Shape of training data : (437, 11)
Shape of testing data : (177, 11)


In [6]:
train_data.sample(5)

Unnamed: 0,Loan_ID,Gender,Married,Dependents,Self_Employed,ApplicantIncome,CoapplicantIncome,LoanAmount,Loan_Amount_Term,Property_Area,Loan_Status
245,334,1,1,0,1,63337,0,490,180,2,1
407,569,0,0,0,0,2378,0,9,360,2,0
157,214,1,1,3,1,5703,0,130,360,1,1
220,295,1,1,0,0,2383,3334,172,360,0,1
89,125,1,1,0,0,4300,2014,194,360,1,1


In [7]:
test_data.sample(5)

Unnamed: 0,Loan_ID,Gender,Married,Dependents,Self_Employed,ApplicantIncome,CoapplicantIncome,LoanAmount,Loan_Amount_Term,Property_Area,Loan_Status
25,88,1,1,0,0,2500,2118.0,104,360,0,1
79,318,1,1,0,0,2058,2134.0,88,360,2,1
80,319,0,0,1,0,3541,0.0,112,360,0,1
84,329,0,1,0,0,4333,2451.0,110,360,2,0
37,131,1,0,0,1,20166,0.0,650,480,2,1


#### Prepare and Clean Data <a name='prepare'></a> 

In [8]:
# seperate the independent and target variable on training, and test data
X_train = train_data.drop(columns=['Loan_ID', 'Loan_Status'],axis=1)
y_train = train_data['Loan_Status']
X_test = test_data.drop(columns=['Loan_ID', 'Loan_Status'],axis=1)
y_test = test_data['Loan_Status']

#### Scale Values <a name='scale'></a> 


Insert explanation on why the fitting of the scaler should only be done on the training set. 

In [9]:
def scale_values(X_train, X_test, scaler='standard'):
    
    scaler_dict = {'standard': StandardScaler(), 
                    'minmax': MinMaxScaler(), 
                    'normal': Normalizer()}
    if scaler not in scaler_dict.keys():
        raise ValueError("Enter a valid value for scaler! Choose between 'standard', 'minmax', 'normal'.")
    else:
        scl = scaler_dict[scaler]
        X_train = scl.fit_transform(X_train)
        X_test = scl.transform(X_test) 
        return X_train, X_test

#### Fit a Model <a name='fit'></a> 

In [10]:
def svc_plain(X_train, y_train):
    clf = SVC()
    clf.fit(X_train, y_train)
    return clf

with Standard scaling

In [11]:
X_train_, X_test_ = scale_values(X_train, X_test, scaler='standard')
clf = svc_plain(X_train_, y_train)
y_pred = clf.predict(X_test_)
acc = accuracy_score(y_test, y_pred)
print('Accuracy score on train dataset : {:0.5f}'.format(acc))

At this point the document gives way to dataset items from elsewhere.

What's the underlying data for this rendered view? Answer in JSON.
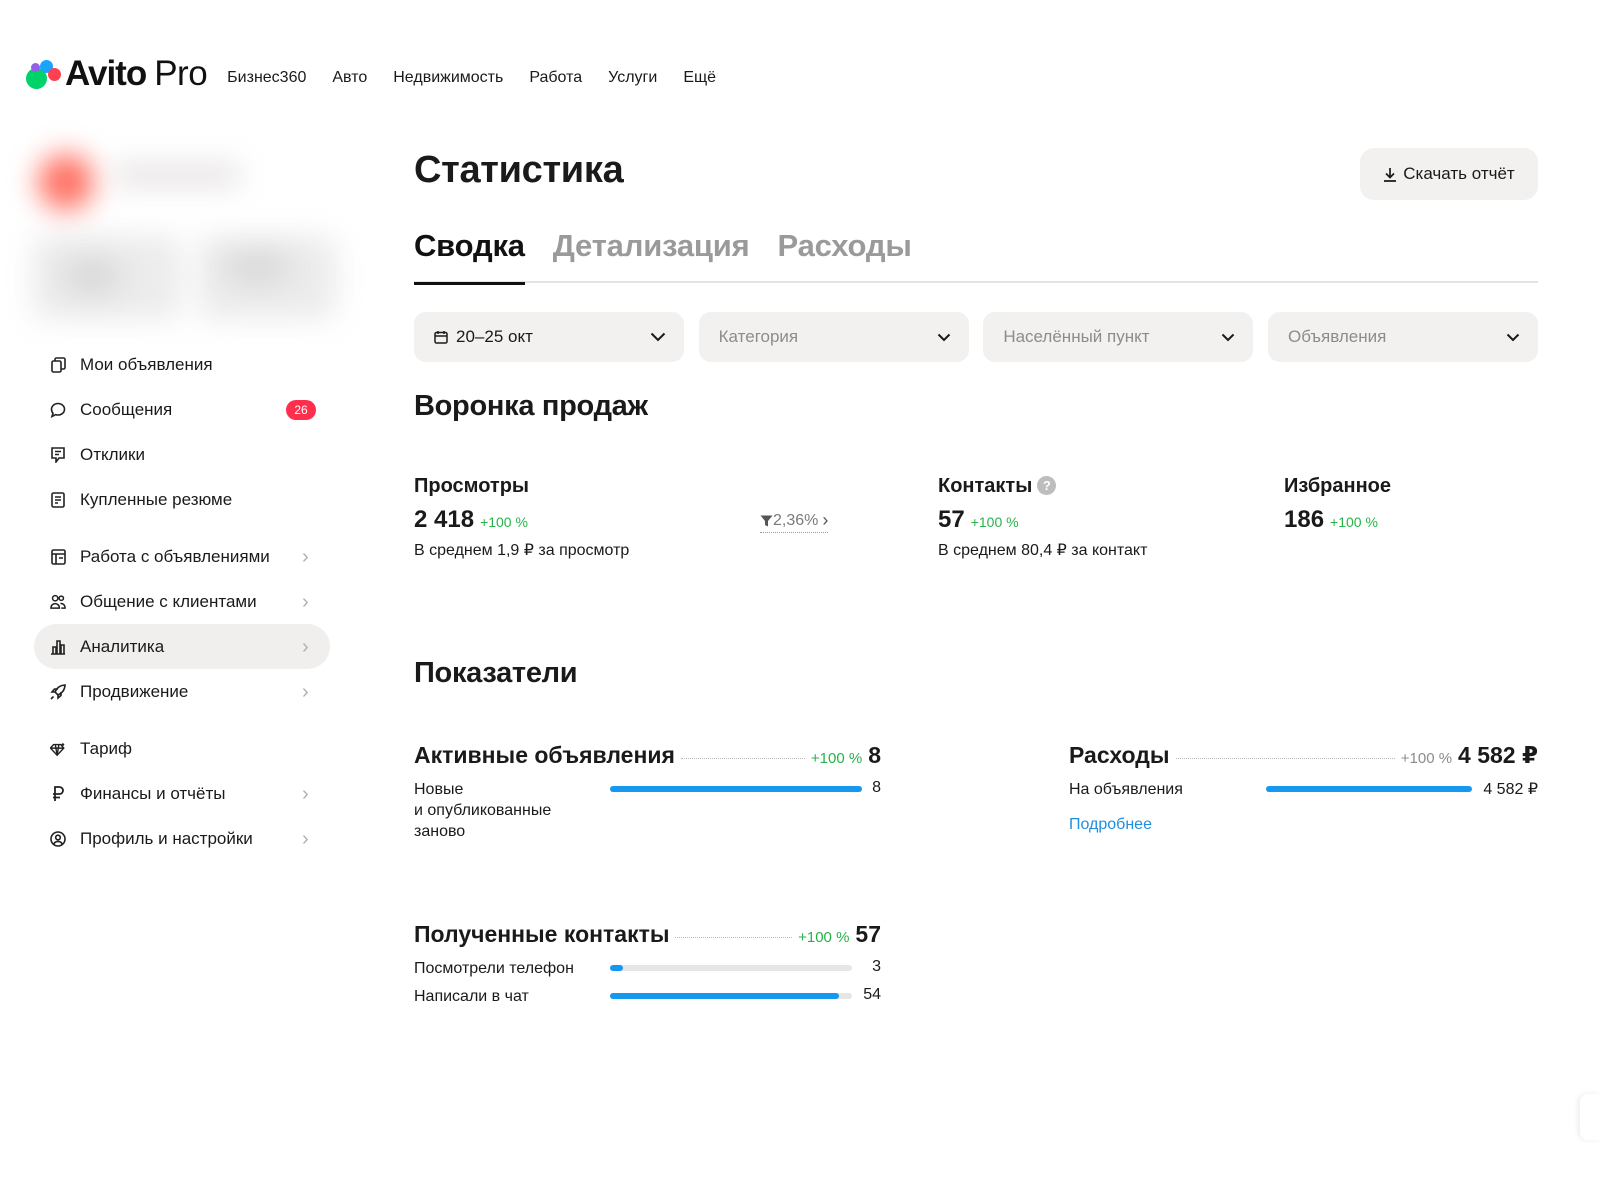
{
  "header": {
    "logo_text": "Avito",
    "logo_pro": "Pro",
    "nav": [
      "Бизнес360",
      "Авто",
      "Недвижимость",
      "Работа",
      "Услуги",
      "Ещё"
    ]
  },
  "sidebar": {
    "items": [
      {
        "label": "Мои объявления",
        "icon": "listings-icon"
      },
      {
        "label": "Сообщения",
        "icon": "chat-icon",
        "badge": "26"
      },
      {
        "label": "Отклики",
        "icon": "responses-icon"
      },
      {
        "label": "Купленные резюме",
        "icon": "resume-icon"
      },
      {
        "label": "Работа с объявлениями",
        "icon": "ads-work-icon"
      },
      {
        "label": "Общение с клиентами",
        "icon": "clients-icon"
      },
      {
        "label": "Аналитика",
        "icon": "analytics-icon"
      },
      {
        "label": "Продвижение",
        "icon": "rocket-icon"
      },
      {
        "label": "Тариф",
        "icon": "diamond-icon"
      },
      {
        "label": "Финансы и отчёты",
        "icon": "ruble-icon"
      },
      {
        "label": "Профиль и настройки",
        "icon": "profile-icon"
      }
    ],
    "active": "Аналитика"
  },
  "main": {
    "title": "Статистика",
    "download_label": "Скачать отчёт",
    "tabs": [
      "Сводка",
      "Детализация",
      "Расходы"
    ],
    "active_tab": "Сводка",
    "filters": {
      "date": "20–25 окт",
      "category": "Категория",
      "location": "Населённый пункт",
      "ads": "Объявления"
    },
    "funnel": {
      "title": "Воронка продаж",
      "views": {
        "label": "Просмотры",
        "value": "2 418",
        "delta": "+100 %",
        "sub": "В среднем 1,9 ₽ за просмотр"
      },
      "conversion": "2,36%",
      "contacts": {
        "label": "Контакты",
        "value": "57",
        "delta": "+100 %",
        "sub": "В среднем 80,4 ₽ за контакт"
      },
      "favorites": {
        "label": "Избранное",
        "value": "186",
        "delta": "+100 %"
      }
    },
    "indicators": {
      "title": "Показатели",
      "active_ads": {
        "title": "Активные объявления",
        "delta": "+100 %",
        "total": "8",
        "rows": [
          {
            "label": "Новые\nи опубликованные\nзаново",
            "value": "8",
            "fraction": 1.0
          }
        ]
      },
      "expenses": {
        "title": "Расходы",
        "delta": "+100 %",
        "total": "4 582 ₽",
        "rows": [
          {
            "label": "На объявления",
            "value": "4 582 ₽",
            "fraction": 1.0
          }
        ],
        "link": "Подробнее"
      },
      "contacts": {
        "title": "Полученные контакты",
        "delta": "+100 %",
        "total": "57",
        "rows": [
          {
            "label": "Посмотрели телефон",
            "value": "3",
            "fraction": 0.053
          },
          {
            "label": "Написали в чат",
            "value": "54",
            "fraction": 0.947
          }
        ]
      }
    }
  },
  "colors": {
    "accent_blue": "#1597f2",
    "delta_green": "#27b24a",
    "badge_red": "#ff2e4d",
    "link": "#1f8fe0"
  }
}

Accuracy score on train dataset : 0.68927


with Normal scaling

In [12]:
X_train_, X_test_ = scale_values(X_train, X_test, scaler='normal')
clf = svc_plain(X_train_, y_train)
y_pred = clf.predict(X_test_)
acc = accuracy_score(y_test, y_pred)
print('Accuracy score on train dataset : {:0.5f}'.format(acc))

Accuracy score on train dataset : 0.69492


with MinMax scaling

In [13]:
X_train_, X_test_ = scale_values(X_train, X_test, scaler='minmax')
clf = svc_plain(X_train_, y_train)
y_pred = clf.predict(X_test_)
acc = accuracy_score(y_test, y_pred)
print('Accuracy score on train dataset : {:0.5f}'.format(acc))

Accuracy score on train dataset : 0.69492


No scaling

In [14]:
clf = svc_plain(X_train, y_train)
y_pred = clf.predict(X_test)
acc = accuracy_score(y_test, y_pred)
print('Accuracy score on train dataset : {:0.3f}'.format(acc))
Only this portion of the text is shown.